Recovered paper is thus the most important raw material in the German paper industry. In an international comparison,
Germany is also among the leaders with its use of recovered paper. The European average recovered paper utilization
rate is around 52 % [2]. In Europe, recovered paper is divided into a large number of different classes according to the
European List of Standard Grades of Paper and Board for Recycling EN 643 [3]. Since the revision in 2013, this
standard contains some fundamental improvements, especially with regard to the tolerance limits for non-paper
components and a detailed description of the individual grades. Nevertheless, this information is not sufficient to
deduce the quality of the individual recovered paper grades in terms of their potential for producing new paper and
board products.
Paper products, and thus also the quality of recovered paper, are subject to numerous changes and innovations. The
effects of these innovations are noticeable in the recycling cycle. This effect often only becomes visible after a period
of enrichment. For example, the trend towards high print gloss means that graphic papers are now often coated, which
significantly increases the proportion of mineral additives in recovered papers of the graphic grade groups. In
packaging papers, however, there is a trend towards higher-quality products with white outer layers facing the
consumer. This tends to lead to high-quality cellulose fibers in the grades of recovered packaging paper. These and
other developments in paper end products are constantly changing the quality of recovered paper.
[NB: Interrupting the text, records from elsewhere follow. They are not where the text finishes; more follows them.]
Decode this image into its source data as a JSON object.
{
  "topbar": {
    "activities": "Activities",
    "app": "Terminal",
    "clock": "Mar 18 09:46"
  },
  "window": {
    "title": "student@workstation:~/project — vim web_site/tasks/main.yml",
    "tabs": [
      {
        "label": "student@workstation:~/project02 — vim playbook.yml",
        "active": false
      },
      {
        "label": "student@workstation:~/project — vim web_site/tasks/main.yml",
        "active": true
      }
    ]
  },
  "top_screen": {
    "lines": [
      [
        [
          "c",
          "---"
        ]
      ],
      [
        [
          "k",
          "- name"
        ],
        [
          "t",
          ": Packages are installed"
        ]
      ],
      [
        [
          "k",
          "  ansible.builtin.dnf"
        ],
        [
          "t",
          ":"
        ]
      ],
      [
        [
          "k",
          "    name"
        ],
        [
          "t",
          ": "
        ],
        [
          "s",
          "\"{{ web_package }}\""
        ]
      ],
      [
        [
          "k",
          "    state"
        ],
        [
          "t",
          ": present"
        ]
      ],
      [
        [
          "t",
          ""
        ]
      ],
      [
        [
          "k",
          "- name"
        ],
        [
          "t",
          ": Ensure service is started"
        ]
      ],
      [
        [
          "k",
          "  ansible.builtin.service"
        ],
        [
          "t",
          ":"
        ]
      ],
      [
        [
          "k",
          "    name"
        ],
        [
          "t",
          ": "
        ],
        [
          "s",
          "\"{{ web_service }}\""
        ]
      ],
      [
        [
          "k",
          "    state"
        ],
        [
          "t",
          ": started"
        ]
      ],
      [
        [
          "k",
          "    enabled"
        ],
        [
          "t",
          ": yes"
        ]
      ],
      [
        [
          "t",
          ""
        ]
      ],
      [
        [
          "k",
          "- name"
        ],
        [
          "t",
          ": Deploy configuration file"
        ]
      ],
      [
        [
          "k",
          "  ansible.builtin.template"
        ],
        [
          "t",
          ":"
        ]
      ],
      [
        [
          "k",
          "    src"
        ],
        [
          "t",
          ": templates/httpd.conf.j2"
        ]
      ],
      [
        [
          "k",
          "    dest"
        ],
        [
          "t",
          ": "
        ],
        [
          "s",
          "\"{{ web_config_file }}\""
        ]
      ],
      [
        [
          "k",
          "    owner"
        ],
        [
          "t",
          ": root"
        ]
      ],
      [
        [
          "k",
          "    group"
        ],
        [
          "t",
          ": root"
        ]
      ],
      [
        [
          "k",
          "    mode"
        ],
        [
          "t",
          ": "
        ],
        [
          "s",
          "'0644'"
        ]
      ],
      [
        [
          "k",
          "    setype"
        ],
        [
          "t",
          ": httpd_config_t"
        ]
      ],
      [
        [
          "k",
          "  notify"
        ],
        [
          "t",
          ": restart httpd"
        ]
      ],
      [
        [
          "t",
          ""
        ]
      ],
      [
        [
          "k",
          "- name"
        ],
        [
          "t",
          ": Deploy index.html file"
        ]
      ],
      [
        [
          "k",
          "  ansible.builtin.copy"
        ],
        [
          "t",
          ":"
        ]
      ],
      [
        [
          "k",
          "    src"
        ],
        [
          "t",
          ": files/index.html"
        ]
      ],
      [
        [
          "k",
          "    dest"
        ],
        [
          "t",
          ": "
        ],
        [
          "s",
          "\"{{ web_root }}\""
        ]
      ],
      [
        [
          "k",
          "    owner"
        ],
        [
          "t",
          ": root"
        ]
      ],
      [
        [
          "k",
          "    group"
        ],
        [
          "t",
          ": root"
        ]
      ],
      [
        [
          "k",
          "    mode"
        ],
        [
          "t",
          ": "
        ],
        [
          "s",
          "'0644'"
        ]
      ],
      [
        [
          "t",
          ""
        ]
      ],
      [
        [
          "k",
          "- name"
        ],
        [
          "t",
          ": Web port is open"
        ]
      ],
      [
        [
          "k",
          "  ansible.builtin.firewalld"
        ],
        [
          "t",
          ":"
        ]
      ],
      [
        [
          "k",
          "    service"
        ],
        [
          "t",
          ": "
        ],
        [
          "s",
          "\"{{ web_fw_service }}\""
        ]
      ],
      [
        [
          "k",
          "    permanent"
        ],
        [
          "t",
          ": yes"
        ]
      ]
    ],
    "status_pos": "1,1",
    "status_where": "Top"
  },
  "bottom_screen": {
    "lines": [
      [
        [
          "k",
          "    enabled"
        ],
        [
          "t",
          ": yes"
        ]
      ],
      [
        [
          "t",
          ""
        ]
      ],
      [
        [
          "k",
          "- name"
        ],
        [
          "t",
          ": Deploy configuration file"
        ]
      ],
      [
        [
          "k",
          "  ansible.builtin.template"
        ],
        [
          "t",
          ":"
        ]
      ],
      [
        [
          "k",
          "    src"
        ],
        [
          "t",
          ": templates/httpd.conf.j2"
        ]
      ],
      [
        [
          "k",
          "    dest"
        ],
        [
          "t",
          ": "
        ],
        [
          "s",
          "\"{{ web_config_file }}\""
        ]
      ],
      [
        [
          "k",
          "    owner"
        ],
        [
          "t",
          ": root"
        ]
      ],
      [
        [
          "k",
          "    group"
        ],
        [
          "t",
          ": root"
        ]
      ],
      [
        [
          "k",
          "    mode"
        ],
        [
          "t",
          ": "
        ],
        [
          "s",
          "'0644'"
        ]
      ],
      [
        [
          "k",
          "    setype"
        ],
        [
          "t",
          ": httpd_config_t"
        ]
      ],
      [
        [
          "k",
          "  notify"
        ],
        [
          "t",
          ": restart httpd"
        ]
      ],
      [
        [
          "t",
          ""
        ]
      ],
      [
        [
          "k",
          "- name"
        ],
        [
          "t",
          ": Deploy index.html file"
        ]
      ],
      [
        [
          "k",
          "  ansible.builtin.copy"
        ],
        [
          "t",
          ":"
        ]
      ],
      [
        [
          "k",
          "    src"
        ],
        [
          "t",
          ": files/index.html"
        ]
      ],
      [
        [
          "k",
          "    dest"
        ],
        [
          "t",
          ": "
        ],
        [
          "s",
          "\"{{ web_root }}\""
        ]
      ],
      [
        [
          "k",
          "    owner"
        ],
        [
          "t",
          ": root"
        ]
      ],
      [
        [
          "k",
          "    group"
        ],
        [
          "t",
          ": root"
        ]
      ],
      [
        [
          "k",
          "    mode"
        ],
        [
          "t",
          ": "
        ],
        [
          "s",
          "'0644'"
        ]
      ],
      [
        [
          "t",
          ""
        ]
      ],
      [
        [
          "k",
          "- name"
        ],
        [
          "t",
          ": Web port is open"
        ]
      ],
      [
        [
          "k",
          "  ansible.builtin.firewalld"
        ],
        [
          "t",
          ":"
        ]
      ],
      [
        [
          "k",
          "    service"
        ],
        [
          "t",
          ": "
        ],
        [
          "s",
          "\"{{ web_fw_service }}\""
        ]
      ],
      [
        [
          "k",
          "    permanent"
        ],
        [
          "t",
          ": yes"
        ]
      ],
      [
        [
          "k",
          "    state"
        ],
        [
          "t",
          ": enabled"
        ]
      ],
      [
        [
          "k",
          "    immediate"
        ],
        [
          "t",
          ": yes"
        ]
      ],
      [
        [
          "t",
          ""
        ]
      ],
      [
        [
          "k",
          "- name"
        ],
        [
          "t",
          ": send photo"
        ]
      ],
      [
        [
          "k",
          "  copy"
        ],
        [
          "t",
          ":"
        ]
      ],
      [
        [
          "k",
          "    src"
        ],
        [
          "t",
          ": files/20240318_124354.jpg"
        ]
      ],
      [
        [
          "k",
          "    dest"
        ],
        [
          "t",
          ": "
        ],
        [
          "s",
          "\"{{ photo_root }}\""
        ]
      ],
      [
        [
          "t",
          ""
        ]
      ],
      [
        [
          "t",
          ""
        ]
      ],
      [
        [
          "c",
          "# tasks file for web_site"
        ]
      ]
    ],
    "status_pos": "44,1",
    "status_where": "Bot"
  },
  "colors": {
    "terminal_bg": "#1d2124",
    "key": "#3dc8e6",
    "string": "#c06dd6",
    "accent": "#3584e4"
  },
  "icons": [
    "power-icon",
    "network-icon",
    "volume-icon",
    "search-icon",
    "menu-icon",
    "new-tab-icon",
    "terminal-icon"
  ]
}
In order to monitor
this dynamic process, a continuous measurement of quality properties is necessary. For this reason, the Institute for
Paper Technology and Mechanical Process Engineering conducts a study on the status quo of recovered paper quality
in Germany approximately every 10 years [4, 5, 6, 7]. Due to the limitations in time and financial resources as well as
the great effort due to the large number of tests carried out and the measured parameters on the individual samples,
not all grades in the standard grade list can be tested. Therefore, the investigations are limited to the three most
important grades 1.02.00 (mixed paper and board), 1.04.00 (corrugated paper and board packaging) and 1.11 (sorted
graphic paper for deinking), which together already make up a large part of the recovered paper traded in Germany.
These grades therefore give a good impression of the current recovered paper quality in Germany. In addition to the
composition, the study also examines the suspension properties, mechanical properties and chemical constituents of
the previously mentioned recovered paper grades. In order to obtain a comprehensive overview of the current
recovered paper quality in the whole of Germany and to avoid giving too much weight to possible regional
peculiarities, samples from a total of 10 sites distributed throughout the whole of Germany were examined. The sites
included paper mills as well as paper sorting plants and recovered paper traders. The sample quantity of the individual
samples was chosen such that the composition is representative for a recovered paper delivery. How this can be
achieved is described in literature [8, 9]. Depending on the grade, the size of a sample was between 40 kg and 100 kg.
In this project, particular attention was paid to determining the composition of the recovered paper samples. To the
best of our knowledge, there is currently no automatic measuring device that allows the composition of recovered
paper samples to be analysed in accordance with EN 643. For this reason, recovered paper samples that required an
exact determination of the composition were always counted manually in the past. This process is particularly time-
consuming. Depending on the sample composition, the counting of 10 kg of sample material can take up to 3 hours
[10]. Within the scope of this project, the development of an automatic measuring system should be advanced in order
to significantly reduce the time and personnel effort of sample analysis.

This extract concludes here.